Uniqueness declared at the application level either doesn’t work or you will need to lock the whole table before any data change (which will make it terribly inefficient).

So what to do about that? Just create constraints in the database. All applications and DBA (which is not an application) will be happy.

Database Constraints.

I wrote that such application constraints checking sometimes doesn’t work. There are mainly 3 solutions, the not working solution aka Rails, the not efficient solution aka MyISAM, and the good solution called The SQL Database.

The Bad

The first solution is used e.g. in Rails' ActiveRecord. Simply define a unique model attribute and let the application check that. During insert or update the model class checks if there is any record in the database that has this value in the unique column.

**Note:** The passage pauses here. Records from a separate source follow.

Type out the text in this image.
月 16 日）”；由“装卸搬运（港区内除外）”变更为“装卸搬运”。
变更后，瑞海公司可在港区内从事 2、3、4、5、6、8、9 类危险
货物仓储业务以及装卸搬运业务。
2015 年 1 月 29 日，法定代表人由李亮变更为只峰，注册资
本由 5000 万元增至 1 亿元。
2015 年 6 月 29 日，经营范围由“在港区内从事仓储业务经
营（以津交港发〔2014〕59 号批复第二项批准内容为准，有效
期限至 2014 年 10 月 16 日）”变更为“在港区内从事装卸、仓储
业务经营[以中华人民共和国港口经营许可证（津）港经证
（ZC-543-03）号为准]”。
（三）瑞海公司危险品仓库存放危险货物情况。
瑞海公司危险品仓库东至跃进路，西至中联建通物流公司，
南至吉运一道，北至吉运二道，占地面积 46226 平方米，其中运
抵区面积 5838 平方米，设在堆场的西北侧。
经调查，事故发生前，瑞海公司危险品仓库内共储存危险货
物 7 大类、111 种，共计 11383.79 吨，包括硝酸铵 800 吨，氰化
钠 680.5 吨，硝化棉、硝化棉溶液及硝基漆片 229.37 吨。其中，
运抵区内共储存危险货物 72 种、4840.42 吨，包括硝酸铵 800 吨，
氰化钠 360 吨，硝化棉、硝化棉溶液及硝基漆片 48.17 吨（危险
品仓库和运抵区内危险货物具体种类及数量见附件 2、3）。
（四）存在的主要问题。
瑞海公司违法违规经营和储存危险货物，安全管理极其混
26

It simply doesn’t work. Let’s imagine that there are two instances of the same application. Both want to insert a row with the same data. The first application checks and finds out that there isn’t any such row.

The second application checks in the same moment… there isn’t too (yea, what a surprise). Then the first application makes the SQL insert. The second application too. After that there are two rows with exactly the same data in the unique column. What a surprise. How has that happened? Two users with the same logins, huh?

The Inefficient

The second solution is to perform the same operations as in the first example but inside some critical section. Simply create a lock in the database, so the first application is sure that no one will check if the record with the data exists. That will work great… but such a lock on the whole table is not a good idea. It blocks all writes so no one can change anything. That’s really inefficient, please don’t do that if you can do it the other way. I called this the MyISAM way as MyISAM is the widely used non transactional engine for MySQL and sometimes setting such terrible lock is the only way to create so called transaction simulation.

The Good

The third solution is the best. Just define a unique constraint in the database and take care of the error that you can get while inserting. It just works. It is just simple. There are no terrible locks. And there really will be just one record with this value in the unique column.

The Model Should Be Based On Classes

Why? Oh why? Just because you use an object based language? I’d like not to complicate things too much and don’t add a leaky abstraction level called ORM.

Why Not To Use ORMs?

You use some expensive database, let’s say it is Oracle. Oracle has hints, but HQL doesn’t allow to use that, oops. Oracle has spatial queries, but your ORM does’t understand that. Oracle has -whatever- but your ORM doesn’t allow to use that.

So you pay a lot of money for a database like Oracle just to use that like you’d use SQLite?

What a brilliant idea.

You use some not expensive database, let’s say it is PostgreSQL. In PostgreSQL you can define your types, but the ORM doesn’t understand that. You’d like to use the partial indices but your automaticaly generated ORM DDL queries don’t understand that.

So you don’t pay a lot of money for a database like PostgreSQL… just to use that like you’d use SQLite?

What a brilliant idea.

The engine XXX has a feature YYY but your great ORM doesn’t use that because other engines don’t have that feature (although using this feature would speed up your application so much).

Why Define Database Constraints?

You’ve got an application that works for some time. You want to change it, what should you do? Fix the old application or create a new one. What will just be left or migrated?

The Data.

The Data is what describes the real value of the whole application. So when there is a new version of the application (no matter if this is a brand new one, or you’ve improved the old), you just throw away the old. The data persists, you leave the data or migrate with care. So take care of the data by having a good data model with all constraints etc. If you don’t have a well prepared data model, you’re on the road right down to the hell. The data will be wrong some day. Let’s imagine that the wrong data is on you bank account. When you have a well prepared data in the database, there is no sense in repeating the same constraints in the application. You would have to maintain that in two places. So the application slowly becomes a maintanance nightmare.